The reasons for that hike are tied to the pandemic, to be sure. Supply is limited thanks to new car production being stymied by an ongoing chip shortage, people hanging onto their leases for longer and rental car companies—a major source of used cars—having fewer to unload after limiting their inventory when the pandemic struck. Plus people who put off buying cars last year are suddenly competing for automobiles today.

The Fed has warned the public over these and other supply-chain issues, saying it’ll take time for sectors of the economy to get back to normal. Once these kinks are worked out, the Fed asserts, inflation will stop growing so quickly. The problem is that these kinks will likely last for more than a year, rather than a few months.

Labor issues are another source of concern. Tens of millions of Americans lost their jobs (or left them voluntarily) during the Covid Recession, which resulted in a lot less stuff being produced. American bank accounts were buttressed with expanded unemployment insurance and direct stimulus, but those dollars were ultimately chasing fewer goods and services since fewer people were working.

Businesses, meanwhile, have had a difficult time throughout 2021 hiring enough workers to satisfy demand, and the labor-force participation rate is 1.7 percentage points lower than before the pandemic.

Should You Be Worried About High Inflation?

There was only supposed to be a transitory period of high inflation, according to the Fed. Supply chains and businesses just needed a little bit of time to work out the knots involved in reopening the global economy. While the specific definition of “transitory” wasn’t firmly established, it was talked about in terms of months; things would get back to normal by the end of the summer or perhaps into the winter.

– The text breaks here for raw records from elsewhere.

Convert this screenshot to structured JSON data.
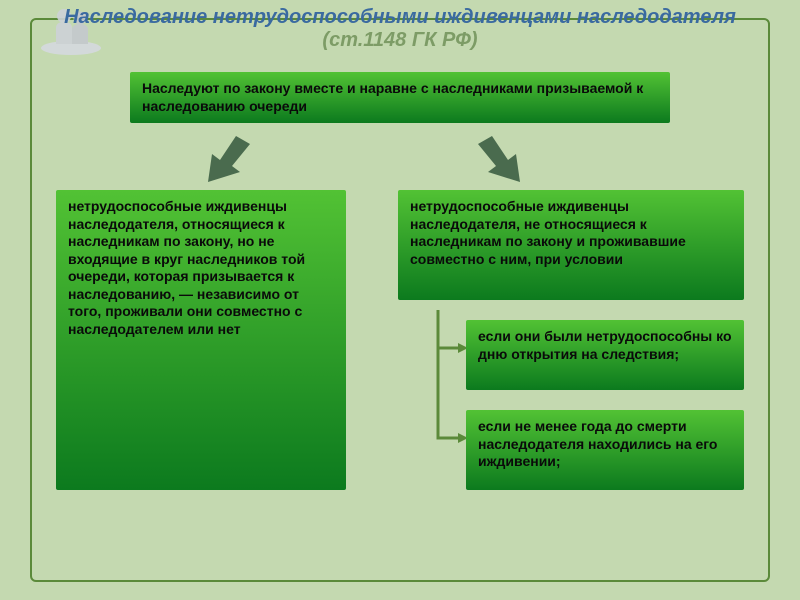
{
  "colors": {
    "page_bg": "#c4d9b0",
    "frame_border": "#5b8a3a",
    "title_main": "#3a6aa0",
    "title_ref": "#7d9c66",
    "box_text": "#0a0a0a",
    "grad_top": "#52c234",
    "grad_bottom": "#0c7a1e",
    "arrow_fill": "#4a6b4e",
    "connector": "#5b8a3a",
    "icon_gray": "#bfc4c9"
  },
  "sizes": {
    "title_fontsize": 20,
    "box_fontsize": 14
  },
  "title": {
    "main": "Наследование нетрудоспособными иждивенцами наследодателя ",
    "ref": "(ст.1148 ГК РФ)"
  },
  "boxes": {
    "top": "Наследуют по закону вместе и наравне с наследниками призываемой к наследованию очереди",
    "left": "нетрудоспособные иждивенцы наследодателя, относящиеся к наследникам по закону, но не входящие в круг наследников той очереди, которая призывается к наследованию, — независимо от того, проживали они совместно с наследодателем или нет",
    "right_top": "нетрудоспособные иждивенцы наследодателя, не относящиеся к наследникам по закону и проживавшие совместно с ним, при условии",
    "cond1": "если они были нетрудоспособны ко дню открытия на следствия;",
    "cond2": "если не менее года до смерти наследодателя находились на его иждивении;"
  }
}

Now we know that “transitory” is much longer than that. Moreover, high prices aren’t specific to cars or air travel. Food, shelter and energy prices have shot through the rough.

That’s one reason why the University of Michigan Consumer Sentiment gauge has dropped to the lows seen right after Covid-19 started spreading across the country.

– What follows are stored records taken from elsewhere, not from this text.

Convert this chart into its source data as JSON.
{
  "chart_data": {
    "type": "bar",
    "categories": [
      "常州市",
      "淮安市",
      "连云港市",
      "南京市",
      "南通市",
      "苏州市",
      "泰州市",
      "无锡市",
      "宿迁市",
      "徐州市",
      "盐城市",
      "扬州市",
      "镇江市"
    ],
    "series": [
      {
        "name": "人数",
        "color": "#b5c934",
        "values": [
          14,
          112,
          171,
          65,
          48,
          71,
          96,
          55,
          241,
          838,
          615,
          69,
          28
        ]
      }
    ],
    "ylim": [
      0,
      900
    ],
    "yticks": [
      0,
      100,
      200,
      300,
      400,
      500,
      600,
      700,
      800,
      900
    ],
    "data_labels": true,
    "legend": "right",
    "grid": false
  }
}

The Fed recently announced that it will buy fewer bonds over time, which should take some of the rocket fuel out of the economy. But with the labor market not yet recovered from its pandemic losses, it will be a while before the Fed hikes interest rates, a typical maneuver used when inflation runs hot.

But it’s not clear that there’s a monetary policy solution to this inflationary moment.

“The Federal Reserve is starting to taper its stimulus and might be forced to hike interest rates sooner due to rising inflation, but rate hikes might not be enough to reverse inflation because the sources of inflation involve supply chain bottlenecks and fiscal spending, which are two areas that the Federal Reserve doesn’t control,” said Nancy Davis, founder of Quadratic Capital Management.

Consumers, then, will likely have to face higher prices for longer than anticipated, and investors will have to hope the Fed doesn’t raise interest rates more quickly than expected, thereby spooking markets.

Everyone is now left wondering just how transitory this transitory inflation spike is and how long average Americans will stomach it.